L'écran d'appel n'est pas ce qui pose problème. Ce qui prend les deux semaines, c'est le raccord avec votre CRM, vos statuts et vos séquences.

La question qui revient avant de signer porte souvent sur la prise en main : combien de temps avant que les SDR soient à l’aise ? C’est rarement là que ça coince.

Pour un SDR qui a déjà fait du cold call, l’écran d’appel n’est pas ce qui pose problème.
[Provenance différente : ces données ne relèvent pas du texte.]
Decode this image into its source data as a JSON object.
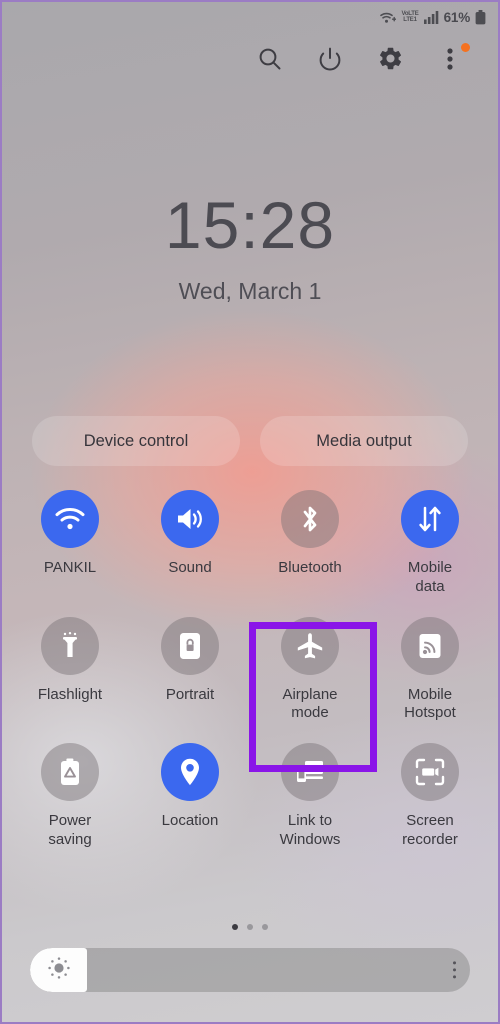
{
  "status_bar": {
    "wifi_icon": "wifi-plus-icon",
    "volte_label_top": "VoLTE",
    "volte_label_bottom": "LTE1",
    "signal_icon": "cellular-signal-icon",
    "battery_percent": "61%",
    "battery_icon": "battery-icon"
  },
  "toolbar": {
    "search_icon": "search-icon",
    "power_icon": "power-icon",
    "settings_icon": "gear-icon",
    "more_icon": "three-dot-menu-icon",
    "notification_dot_color": "#f4711f"
  },
  "clock": {
    "time": "15:28",
    "date": "Wed, March 1"
  },
  "pills": [
    {
      "label": "Device control"
    },
    {
      "label": "Media output"
    }
  ],
  "tiles": [
    {
      "label": "PANKIL",
      "icon": "wifi-icon",
      "state": "on"
    },
    {
      "label": "Sound",
      "icon": "speaker-icon",
      "state": "on"
    },
    {
      "label": "Bluetooth",
      "icon": "bluetooth-icon",
      "state": "off"
    },
    {
      "label": "Mobile\ndata",
      "icon": "data-arrows-icon",
      "state": "on"
    },
    {
      "label": "Flashlight",
      "icon": "flashlight-icon",
      "state": "off"
    },
    {
      "label": "Portrait",
      "icon": "rotation-lock-icon",
      "state": "off"
    },
    {
      "label": "Airplane\nmode",
      "icon": "airplane-icon",
      "state": "off"
    },
    {
      "label": "Mobile\nHotspot",
      "icon": "hotspot-icon",
      "state": "off"
    },
    {
      "label": "Power\nsaving",
      "icon": "power-saving-icon",
      "state": "off"
    },
    {
      "label": "Location",
      "icon": "location-pin-icon",
      "state": "on"
    },
    {
      "label": "Link to\nWindows",
      "icon": "link-to-windows-icon",
      "state": "off"
    },
    {
      "label": "Screen recorder",
      "icon": "screen-recorder-icon",
      "state": "off"
    }
  ],
  "highlight": {
    "target_tile": "Airplane mode",
    "color": "#8a15e8"
  },
  "page_indicator": {
    "total": 3,
    "active": 1
  },
  "brightness": {
    "icon": "brightness-sun-icon",
    "level_percent": 13,
    "menu_icon": "three-dot-menu-icon"
  },
  "theme": {
    "active_tile_color": "#3b68ef",
    "inactive_tile_color": "#787076",
    "text_color": "#3a393f",
    "frame_border_color": "#9b7cc4"
  }
}
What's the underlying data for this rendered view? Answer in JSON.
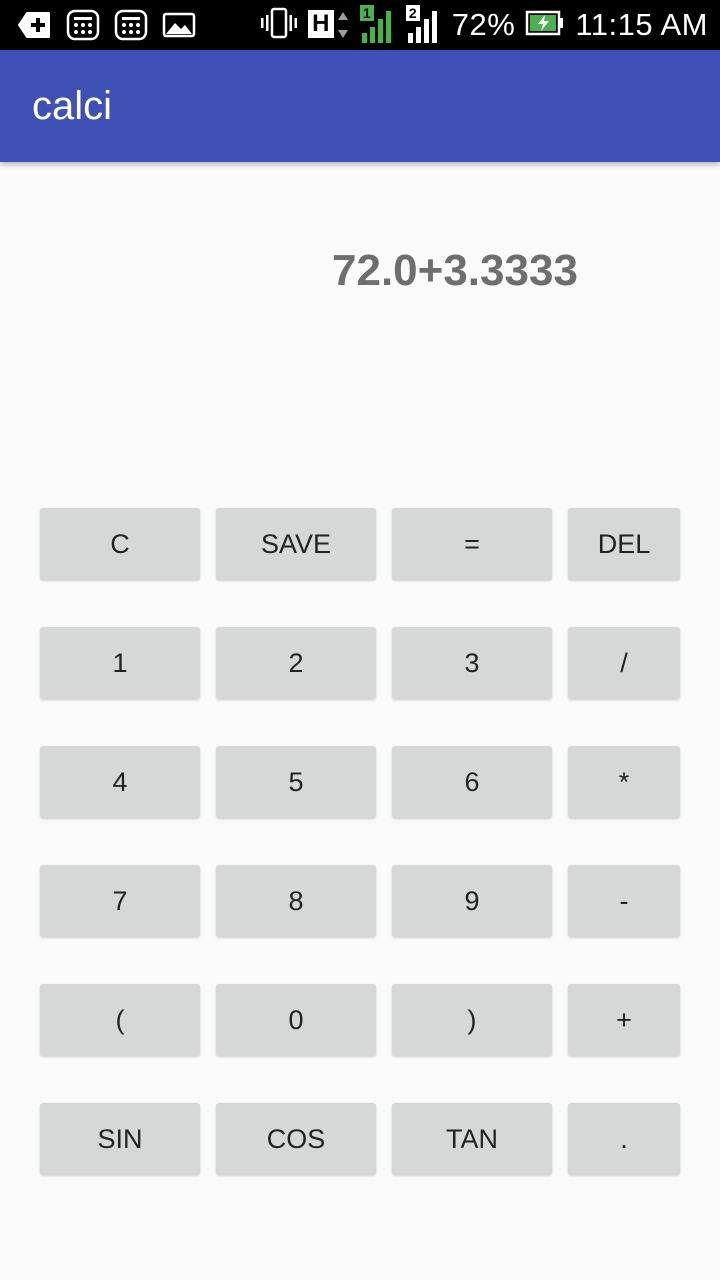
{
  "status_bar": {
    "icons_left": [
      "add-box-icon",
      "calculator-icon",
      "calculator-icon",
      "gallery-icon"
    ],
    "vibrate_icon": "vibrate-icon",
    "network_type": "H",
    "sim1_label": "1",
    "sim2_label": "2",
    "battery_percent": "72%",
    "time": "11:15 AM",
    "colors": {
      "signal_active": "#4caf50",
      "background": "#000000"
    }
  },
  "app_bar": {
    "title": "calci",
    "color": "#3f51b5"
  },
  "display": {
    "expression": "72.0+3.3333"
  },
  "keypad": {
    "rows": [
      [
        "C",
        "SAVE",
        "=",
        "DEL"
      ],
      [
        "1",
        "2",
        "3",
        "/"
      ],
      [
        "4",
        "5",
        "6",
        "*"
      ],
      [
        "7",
        "8",
        "9",
        "-"
      ],
      [
        "(",
        "0",
        ")",
        "+"
      ],
      [
        "SIN",
        "COS",
        "TAN",
        "."
      ]
    ]
  }
}
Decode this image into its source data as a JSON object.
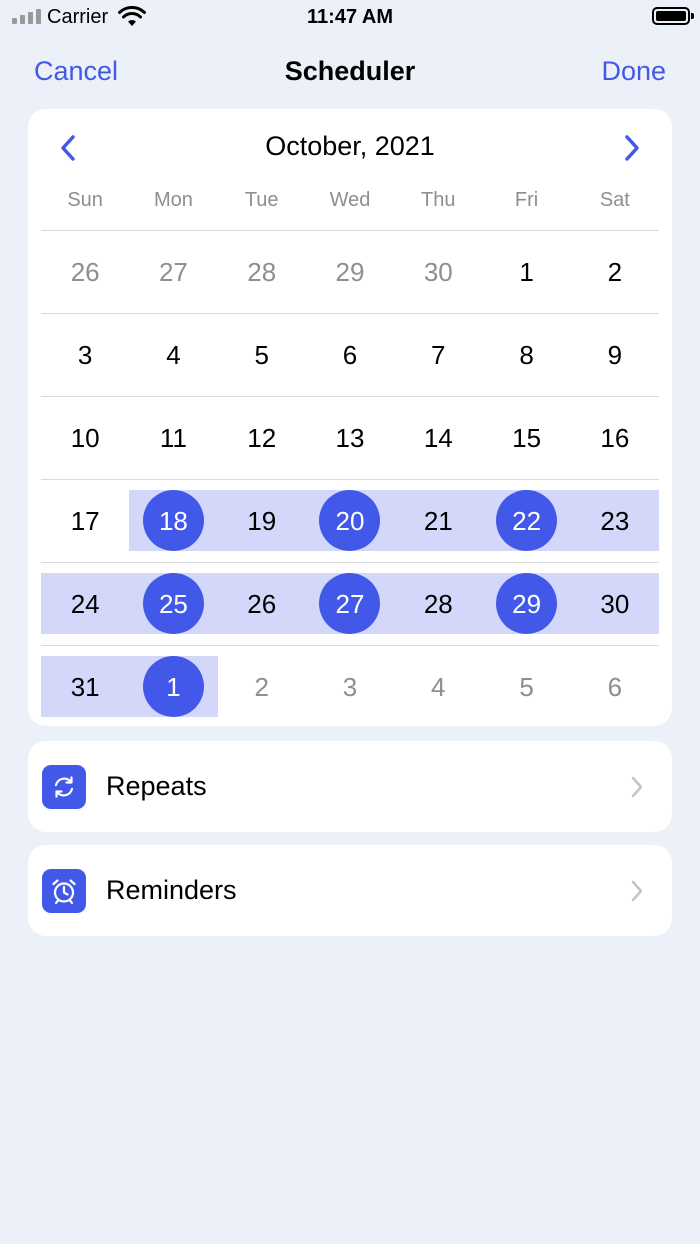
{
  "status_bar": {
    "carrier": "Carrier",
    "time": "11:47 AM"
  },
  "nav": {
    "cancel": "Cancel",
    "title": "Scheduler",
    "done": "Done"
  },
  "calendar": {
    "month_title": "October, 2021",
    "weekdays": [
      "Sun",
      "Mon",
      "Tue",
      "Wed",
      "Thu",
      "Fri",
      "Sat"
    ],
    "weeks": [
      [
        {
          "d": "26",
          "m": true
        },
        {
          "d": "27",
          "m": true
        },
        {
          "d": "28",
          "m": true
        },
        {
          "d": "29",
          "m": true
        },
        {
          "d": "30",
          "m": true
        },
        {
          "d": "1"
        },
        {
          "d": "2"
        }
      ],
      [
        {
          "d": "3"
        },
        {
          "d": "4"
        },
        {
          "d": "5"
        },
        {
          "d": "6"
        },
        {
          "d": "7"
        },
        {
          "d": "8"
        },
        {
          "d": "9"
        }
      ],
      [
        {
          "d": "10"
        },
        {
          "d": "11"
        },
        {
          "d": "12"
        },
        {
          "d": "13"
        },
        {
          "d": "14"
        },
        {
          "d": "15"
        },
        {
          "d": "16"
        }
      ],
      [
        {
          "d": "17"
        },
        {
          "d": "18",
          "s": true
        },
        {
          "d": "19"
        },
        {
          "d": "20",
          "s": true
        },
        {
          "d": "21"
        },
        {
          "d": "22",
          "s": true
        },
        {
          "d": "23"
        }
      ],
      [
        {
          "d": "24"
        },
        {
          "d": "25",
          "s": true
        },
        {
          "d": "26"
        },
        {
          "d": "27",
          "s": true
        },
        {
          "d": "28"
        },
        {
          "d": "29",
          "s": true
        },
        {
          "d": "30"
        }
      ],
      [
        {
          "d": "31"
        },
        {
          "d": "1",
          "s": true
        },
        {
          "d": "2",
          "m": true
        },
        {
          "d": "3",
          "m": true
        },
        {
          "d": "4",
          "m": true
        },
        {
          "d": "5",
          "m": true
        },
        {
          "d": "6",
          "m": true
        }
      ]
    ],
    "range_bands": [
      {
        "week": 3,
        "from": 1,
        "to": 6
      },
      {
        "week": 4,
        "from": 0,
        "to": 6
      },
      {
        "week": 5,
        "from": 0,
        "to": 1
      }
    ]
  },
  "options": {
    "repeats": {
      "label": "Repeats",
      "icon": "repeat-icon"
    },
    "reminders": {
      "label": "Reminders",
      "icon": "alarm-clock-icon"
    }
  },
  "colors": {
    "accent": "#4258e8",
    "range": "#d3d8fa",
    "background": "#ecf0f8"
  }
}
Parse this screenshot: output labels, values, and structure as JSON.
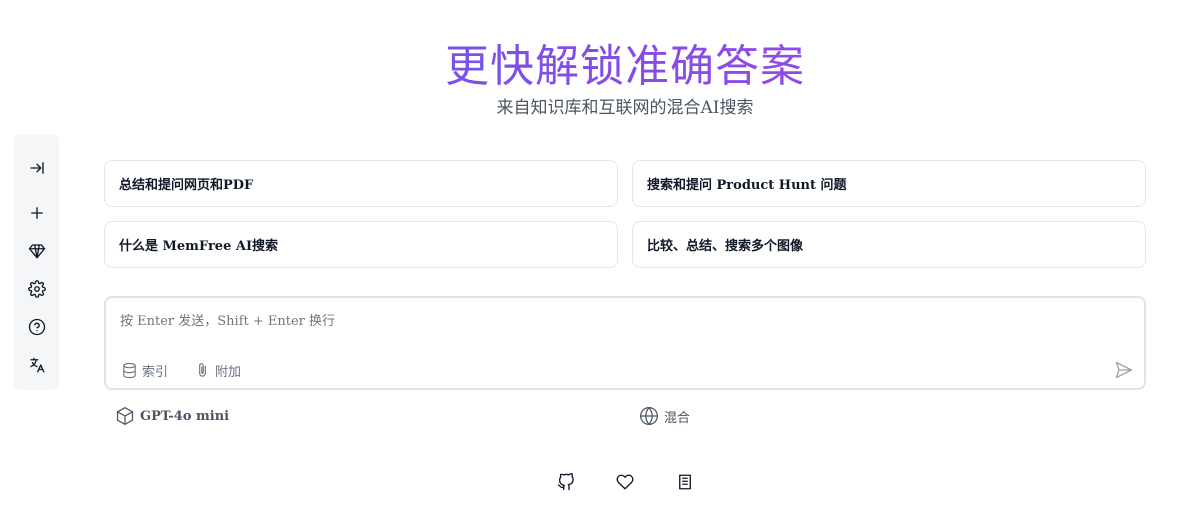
{
  "hero": {
    "title": "更快解锁准确答案",
    "subtitle": "来自知识库和互联网的混合AI搜索"
  },
  "sidebar": {
    "items": [
      {
        "icon": "collapse-icon"
      },
      {
        "icon": "plus-icon"
      },
      {
        "icon": "diamond-icon"
      },
      {
        "icon": "gear-icon"
      },
      {
        "icon": "help-circle-icon"
      },
      {
        "icon": "translate-icon"
      }
    ]
  },
  "suggestions": [
    "总结和提问网页和PDF",
    "搜索和提问 Product Hunt 问题",
    "什么是 MemFree AI搜索",
    "比较、总结、搜索多个图像"
  ],
  "input": {
    "placeholder": "按 Enter 发送，Shift + Enter 换行",
    "index_label": "索引",
    "attach_label": "附加"
  },
  "options": {
    "model": "GPT-4o mini",
    "mode": "混合"
  },
  "footer": {
    "icons": [
      "github-icon",
      "heart-icon",
      "book-icon"
    ]
  }
}
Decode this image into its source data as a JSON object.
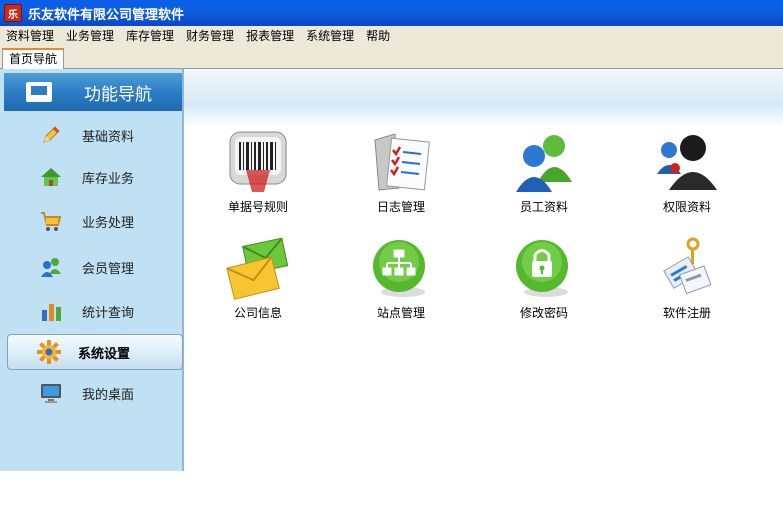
{
  "window": {
    "title": "乐友软件有限公司管理软件",
    "app_icon_text": "乐"
  },
  "menu": [
    "资料管理",
    "业务管理",
    "库存管理",
    "财务管理",
    "报表管理",
    "系统管理",
    "帮助"
  ],
  "tabs": [
    {
      "label": "首页导航"
    }
  ],
  "sidebar": {
    "header": "功能导航",
    "items": [
      {
        "label": "基础资料",
        "icon": "pencil-icon"
      },
      {
        "label": "库存业务",
        "icon": "house-icon"
      },
      {
        "label": "业务处理",
        "icon": "cart-icon"
      },
      {
        "label": "会员管理",
        "icon": "members-icon"
      },
      {
        "label": "统计查询",
        "icon": "bar-chart-icon"
      },
      {
        "label": "系统设置",
        "icon": "gear-icon",
        "selected": true
      },
      {
        "label": "我的桌面",
        "icon": "monitor-icon"
      }
    ]
  },
  "tiles": [
    {
      "label": "单据号规则",
      "icon": "barcode-scanner-icon"
    },
    {
      "label": "日志管理",
      "icon": "checklist-folder-icon"
    },
    {
      "label": "员工资料",
      "icon": "users-icon"
    },
    {
      "label": "权限资料",
      "icon": "user-admin-icon"
    },
    {
      "label": "公司信息",
      "icon": "envelopes-icon"
    },
    {
      "label": "站点管理",
      "icon": "sitemap-icon"
    },
    {
      "label": "修改密码",
      "icon": "padlock-icon"
    },
    {
      "label": "软件注册",
      "icon": "tags-key-icon"
    }
  ],
  "colors": {
    "titlebar": "#0a5ee8",
    "sidebar_bg": "#bfe1f3",
    "header_bg": "#2c7dc4",
    "tab_accent": "#e68b2c"
  }
}
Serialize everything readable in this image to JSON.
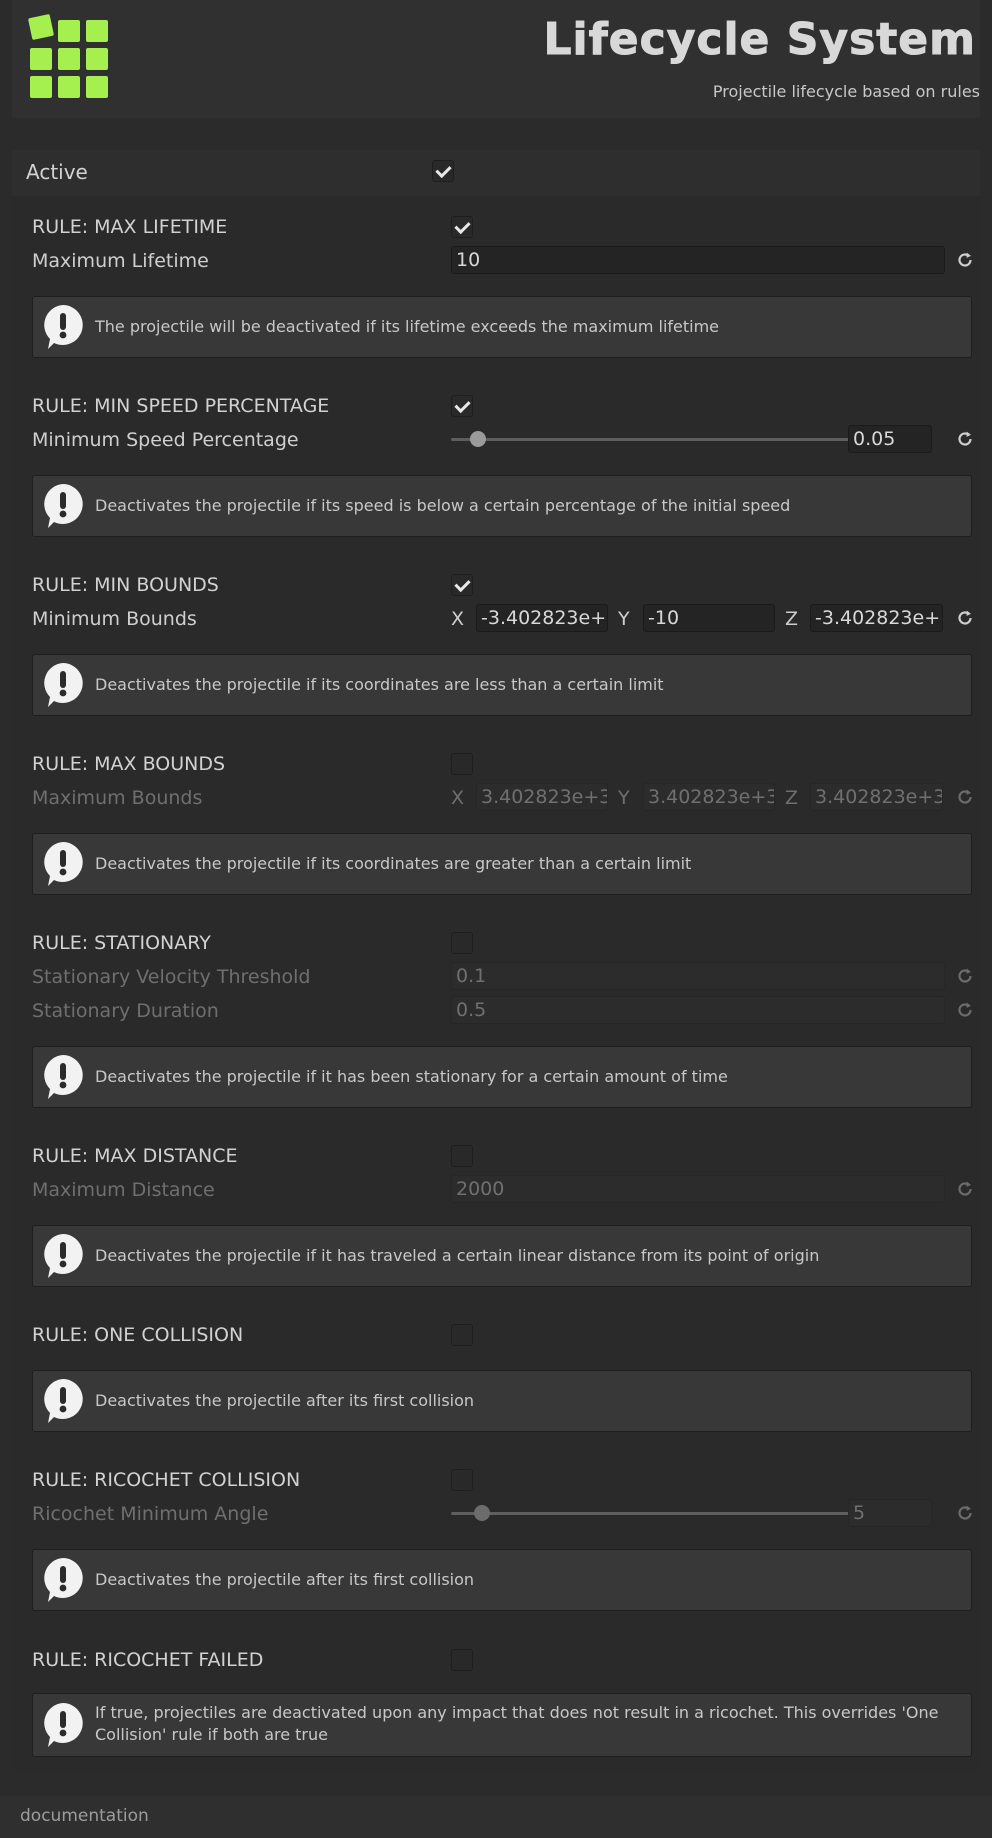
{
  "header": {
    "title": "Lifecycle System",
    "subtitle": "Projectile lifecycle based on rules",
    "logo_color": "#a5f04e"
  },
  "active": {
    "label": "Active",
    "checked": true
  },
  "rules": {
    "max_lifetime": {
      "label": "RULE: MAX LIFETIME",
      "enabled": true,
      "field_label": "Maximum Lifetime",
      "value": "10",
      "help": "The projectile will be deactivated if its lifetime exceeds the maximum lifetime"
    },
    "min_speed": {
      "label": "RULE: MIN SPEED PERCENTAGE",
      "enabled": true,
      "field_label": "Minimum Speed Percentage",
      "value": "0.05",
      "slider_fraction": 0.05,
      "help": "Deactivates the projectile if its speed is below a certain percentage of the initial speed"
    },
    "min_bounds": {
      "label": "RULE: MIN BOUNDS",
      "enabled": true,
      "field_label": "Minimum Bounds",
      "x_label": "X",
      "x": "-3.402823e+",
      "y_label": "Y",
      "y": "-10",
      "z_label": "Z",
      "z": "-3.402823e+",
      "help": "Deactivates the projectile if its coordinates are less than a certain limit"
    },
    "max_bounds": {
      "label": "RULE: MAX BOUNDS",
      "enabled": false,
      "field_label": "Maximum Bounds",
      "x_label": "X",
      "x": "3.402823e+3",
      "y_label": "Y",
      "y": "3.402823e+3",
      "z_label": "Z",
      "z": "3.402823e+3",
      "help": "Deactivates the projectile if its coordinates are greater than a certain limit"
    },
    "stationary": {
      "label": "RULE: STATIONARY",
      "enabled": false,
      "velocity_label": "Stationary Velocity Threshold",
      "velocity": "0.1",
      "duration_label": "Stationary Duration",
      "duration": "0.5",
      "help": "Deactivates the projectile if it has been stationary for a certain amount of time"
    },
    "max_distance": {
      "label": "RULE: MAX DISTANCE",
      "enabled": false,
      "field_label": "Maximum Distance",
      "value": "2000",
      "help": "Deactivates the projectile if it has traveled a certain linear distance from its point of origin"
    },
    "one_collision": {
      "label": "RULE: ONE COLLISION",
      "enabled": false,
      "help": "Deactivates the projectile after its first collision"
    },
    "ricochet_collision": {
      "label": "RULE: RICOCHET COLLISION",
      "enabled": false,
      "field_label": "Ricochet Minimum Angle",
      "value": "5",
      "slider_fraction": 0.06,
      "help": "Deactivates the projectile after its first collision"
    },
    "ricochet_failed": {
      "label": "RULE: RICOCHET FAILED",
      "enabled": false,
      "help_line1": "If true, projectiles are deactivated upon any impact that does not result in a ricochet. This overrides 'One",
      "help_line2": "Collision' rule if both are true"
    }
  },
  "footer": {
    "label": "documentation"
  },
  "icons": {
    "reset": "reset-icon",
    "help": "info-bubble-icon",
    "check": "checkmark-icon"
  }
}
Ce qui occupe vraiment les deux premières semaines, c’est de faire entrer l’outil dans ce que vous faites déjà : votre CRM, vos statuts, vos séquences en cours, et la personne qui décide de ce qui doit remonter. Cette partie-là, on ne peut pas la standardiser.

L’écran d’appel n’est pas le problème

Ouvrir une liste, lancer une session, parler à quelqu’un, qualifier, passer au suivant. L’écran d’appel n’a rien de compliqué et les SDR ne posent pas beaucoup de questions dessus.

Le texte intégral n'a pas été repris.